While the vast majority of Japanese living in the west are rather more wholesome, from butts to dumplings, that doesn’t mean its culture cannot provide a useful cultural comparison for our own citizens. Whether you are a newcomer (like us) or a Tokyo resident (like you), don’t miss a trip to the insanely popular food emporium of the cultural and supermarket takeover(s).

In its several Tokyo branches, Yakiniku BBQs have gone global, offering everything from gingery unagi (zucchini) on a skewer, steamed beef dumplings, udon noodles and organic gochujang (a Korean-style chilli paste) to mighty truffles (grown in the Japanese Alps) and traditional homemade chicken casserole and livers. Well, not all of them – everything is $19.50 or less.
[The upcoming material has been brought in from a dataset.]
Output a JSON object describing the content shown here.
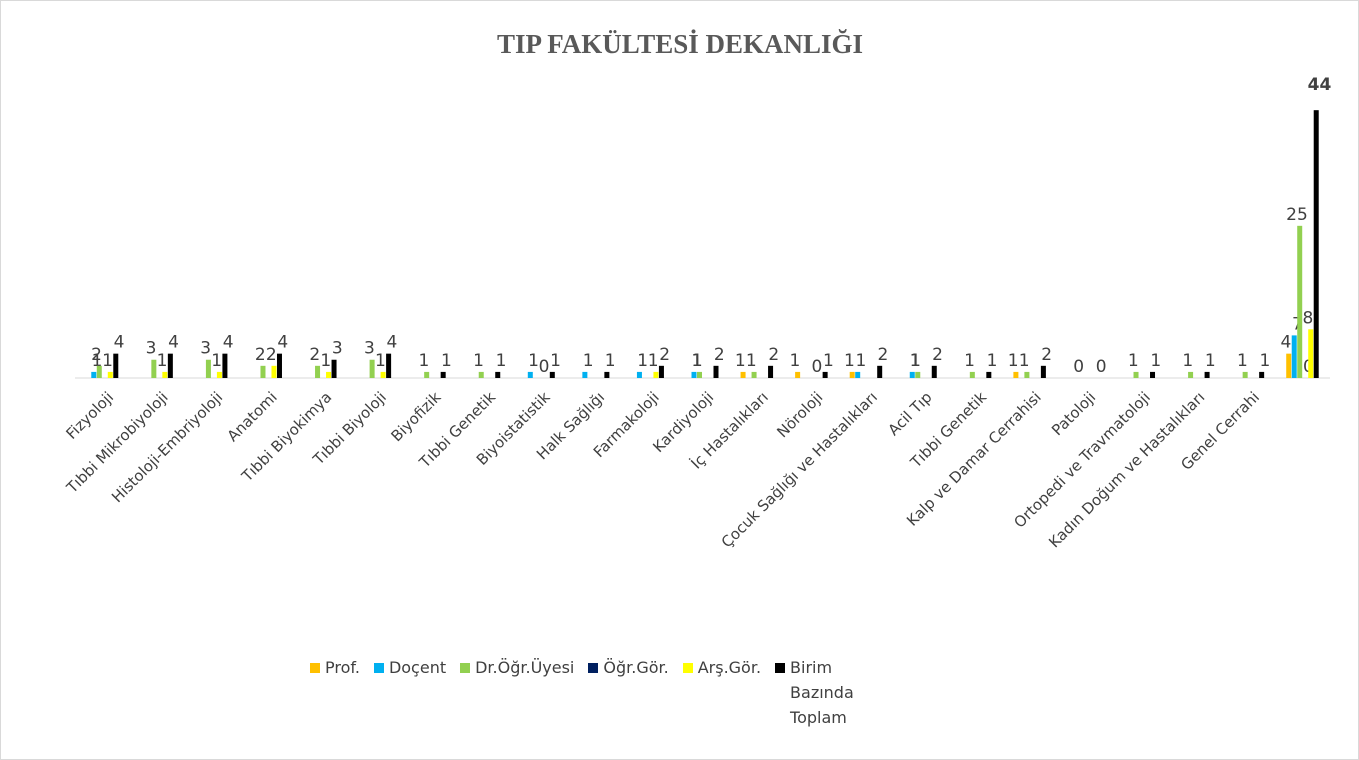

While you will wish you could keep those Udon noodles with its delicate waffle rice as a staple, the much-loved Noma meat-based hybrid stew soothe your soul…

For something a little more decadent, go to Bojinka, a temple shop that sells the 4-Day Oolite, a whole pear marinated in olive oil with 20 pieces of pink sea bass or trepang, garlic and five types of mushrooms, onions and curry sauce. It only exists for a month – you’ll pay to enjoy it.

Japanese chain eateries serve up outstanding food

A stroll down the street

For anyone unfamiliar with Tozai Roppongi, a retail retail street in swanky Roppongi Hills, Takara was the first Japanese-only brand to officially open a store here. Opened in 1998, the store now sells everything from pasta and tea to foods, clothing and home ware. Its brick-and-mortar display is quirky and playful (think unbraided hair barrettes, cherry blossom beds and a costumed mascot that flips burgers) while the online collection is vast and addictive.

Taking you on an incredible trip

With only five thoroughfares along the central Shintô-Gosei axis and a maximum of nine metro lines within walking distance of the shops, traffic can be bumpy at times. But it’s a beautiful retail ghetto with shopping malls that mix convenience with fashion, beauty and everything in between. If you prefer a little shopping without breaking the bank, Tanaka-Rojihaki is all about curated artisanal products like natural soaps, yogurt and gazpacho tsukemono – frozen rice – made and sold by a handful of ’emotional makers’ on-site. And add a food tour if you’re so inclined. There are three of them around the city: Roppongi Sakura (a ten-minute walk from the train station), Roppongi Bakery (a ten-minute walk from Roppongi World Tower) and the new Tanaka-Rojihaki.